Berem erschauerte und wimmerte kopfschüttelnd. Dann plötzlich hörte er auf und sah mit gerötetem Gesicht auf. »Ja!« schrie er. »Ich kann es nicht mehr ertragen! Ich gehe mit euch! Ihr werdet mich beschützen...«

»Wir werden unser Bestes tun«, murmelte Tanis, während er zu Caramon sah, der seine Augen verdrehte und dann wegschaute. »Wir sollten hier lieber den Ausgang suchen.«

»Ich habe ihn gefunden.« Berem seufzte. »Ich war fast durch, als ich den Zwerg schreien hörte. Dieser Weg.« Er zeigte zu einem weiteren schmalen Spalt in den Felsen.
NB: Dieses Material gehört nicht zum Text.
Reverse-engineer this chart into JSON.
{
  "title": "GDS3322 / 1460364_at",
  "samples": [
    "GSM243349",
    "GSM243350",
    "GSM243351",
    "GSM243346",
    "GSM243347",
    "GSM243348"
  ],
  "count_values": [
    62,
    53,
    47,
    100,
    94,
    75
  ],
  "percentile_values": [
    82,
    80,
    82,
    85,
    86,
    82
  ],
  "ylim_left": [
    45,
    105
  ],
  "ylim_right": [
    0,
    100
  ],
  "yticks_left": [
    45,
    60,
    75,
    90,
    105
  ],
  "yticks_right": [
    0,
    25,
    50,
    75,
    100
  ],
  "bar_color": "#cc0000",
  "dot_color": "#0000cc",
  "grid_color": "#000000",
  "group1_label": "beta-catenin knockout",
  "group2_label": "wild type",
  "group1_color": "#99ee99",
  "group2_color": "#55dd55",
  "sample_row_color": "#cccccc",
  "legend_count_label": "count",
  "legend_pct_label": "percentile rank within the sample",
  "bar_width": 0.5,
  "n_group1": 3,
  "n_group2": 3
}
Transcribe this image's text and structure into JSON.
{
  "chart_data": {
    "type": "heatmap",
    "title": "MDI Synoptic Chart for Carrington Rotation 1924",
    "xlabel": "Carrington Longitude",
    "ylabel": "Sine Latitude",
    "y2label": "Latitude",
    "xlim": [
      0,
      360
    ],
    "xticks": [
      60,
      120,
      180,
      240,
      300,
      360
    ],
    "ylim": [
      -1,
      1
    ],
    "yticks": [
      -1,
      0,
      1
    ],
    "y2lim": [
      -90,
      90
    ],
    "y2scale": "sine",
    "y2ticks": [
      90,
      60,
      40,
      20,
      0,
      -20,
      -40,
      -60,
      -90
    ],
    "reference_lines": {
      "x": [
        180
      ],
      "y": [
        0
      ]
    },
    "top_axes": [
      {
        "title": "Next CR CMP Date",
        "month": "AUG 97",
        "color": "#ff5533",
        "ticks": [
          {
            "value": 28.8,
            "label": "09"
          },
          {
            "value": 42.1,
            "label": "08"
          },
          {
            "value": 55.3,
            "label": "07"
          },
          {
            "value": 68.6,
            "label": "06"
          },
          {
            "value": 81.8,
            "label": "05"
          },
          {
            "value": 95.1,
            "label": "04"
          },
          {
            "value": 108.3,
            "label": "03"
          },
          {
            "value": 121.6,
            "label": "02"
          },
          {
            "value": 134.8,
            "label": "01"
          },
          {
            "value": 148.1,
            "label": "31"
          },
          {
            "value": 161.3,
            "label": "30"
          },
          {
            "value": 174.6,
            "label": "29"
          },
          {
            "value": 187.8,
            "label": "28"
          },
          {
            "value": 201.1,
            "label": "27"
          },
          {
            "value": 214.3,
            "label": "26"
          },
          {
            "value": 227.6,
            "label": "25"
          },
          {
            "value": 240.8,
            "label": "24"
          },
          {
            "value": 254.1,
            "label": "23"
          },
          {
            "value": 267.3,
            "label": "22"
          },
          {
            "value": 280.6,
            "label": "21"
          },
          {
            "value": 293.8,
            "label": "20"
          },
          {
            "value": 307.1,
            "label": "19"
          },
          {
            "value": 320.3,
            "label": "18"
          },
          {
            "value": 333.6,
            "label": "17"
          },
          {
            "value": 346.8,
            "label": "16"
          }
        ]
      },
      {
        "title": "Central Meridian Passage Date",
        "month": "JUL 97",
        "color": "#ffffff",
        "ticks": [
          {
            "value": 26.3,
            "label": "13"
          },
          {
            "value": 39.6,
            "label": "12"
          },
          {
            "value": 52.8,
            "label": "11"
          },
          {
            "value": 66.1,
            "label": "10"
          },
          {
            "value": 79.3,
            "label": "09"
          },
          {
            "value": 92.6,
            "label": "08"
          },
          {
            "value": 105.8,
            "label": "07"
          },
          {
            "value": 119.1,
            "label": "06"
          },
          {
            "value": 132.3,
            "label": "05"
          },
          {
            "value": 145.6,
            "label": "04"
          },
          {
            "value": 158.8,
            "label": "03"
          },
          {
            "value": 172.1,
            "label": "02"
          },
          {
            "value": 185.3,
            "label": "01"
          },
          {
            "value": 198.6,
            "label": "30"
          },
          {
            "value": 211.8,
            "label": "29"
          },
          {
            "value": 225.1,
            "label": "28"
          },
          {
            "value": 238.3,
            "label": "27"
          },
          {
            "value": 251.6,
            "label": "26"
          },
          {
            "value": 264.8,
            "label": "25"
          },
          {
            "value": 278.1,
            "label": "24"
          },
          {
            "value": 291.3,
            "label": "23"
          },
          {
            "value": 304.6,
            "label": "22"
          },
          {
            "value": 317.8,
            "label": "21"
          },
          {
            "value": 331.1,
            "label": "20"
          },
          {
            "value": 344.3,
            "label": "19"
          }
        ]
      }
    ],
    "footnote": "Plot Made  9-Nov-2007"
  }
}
Caramon seufzte, blickte trübselig auf seine Kratzer an den Armen. Wieder krochen die Gefährten einzeln durch die Öffnung.

Tanis ging als letzter. Er drehte sich um und warf noch einmaleinen Blick auf den verlassenen Ort. Die Dunkelheit brach schnell herein, der azurblaue Himmel färbte sich purpurn und dann schwarz. Die seltsamen Findlinge wurden in die zunehmende Finsternis eingehüllt. Das dunkle Steinbecken, in dem Fizban verschwunden war, konnte er längst nicht mehr erkennen.

Es war ein merkwürdiger Gedanke, daß Flint tot war. Er spürte in sich eine tiefe Leere. Er erwartete immer, die murrende Stimme des Zwerges zu hören, die sich über unzählige Schmerzen und Wehwehchen beklagte oder mit dem Kender stritt.

Einen Moment lang kämpfte Tanis mit sich, hielt seinen Freund fest, solange er konnte. Dann ließ er Flint los. Er drehte sich um, kroch durch den schmalen Spalt in den Felsen und verließ die Heimat der Götter, die er niemals wiedersehen sollte.

Als sie wieder draußen waren, folgten sie einem Pfad, bis sie auf eine kleine Höhle stießen. Hier kauerten sie sich zusammen, wagten kein Feuer anzuzünden, da sie sich in der Nähe von Neraka befanden, dem Machtzentrum der Drachenarmeen. Eine Zeitlang sprach keiner, dann begannen sie alle über Flint zu reden – ließen ihn los, wie Tanis es getan hatte. Es waren gute Erinnerungen an Flints reiches, abenteuerliches Leben.

Sie lachten herzlich, als Caramon die Geschichte des verheerenden Ausflugs erzählte – wie er ein Boot bei dem Versuch umgekippt hatte, einen Fisch mit den Händen zu fangen, und Flint dabei ins Wasser gefallen war. Tanis erinnerte sich, wie Tolpan und der Zwerg sich kennengelernt hatten, als Tolpan »zufällig« mit einem Armband weggegangen war, das Flint angefertigt hatte und auf einem Jahrmarkt verkaufen wollte. Tika erinnerte sich an die wundervollen Spielsachen, die er für sie gemacht hatte. Sie erinnerte sich an seine Herzensgüte, als ihr Vater verschwunden war, wie er das junge Mädchen in sein Haus aufgenommen hatte, bis Otik ihr einen Platz zum Leben und zum Arbeiten gegeben hatte.

All diese und noch mehr Erinnerungen erzählten sie sich, biszum Ende des Abends der bittere Stachel ihrer Trauer verschwunden war und nur noch der Schmerz des Verlustes zurückblieb.

Das heißt – für die meisten von ihnen.

Später, in den stillen Stunden der Nacht, saß Tolpan draußen am Höhleneingang und starrte in die Sterne. In seinen kleinen Händen hielt er Flints Helm, während Tränen über sein Gesicht liefen.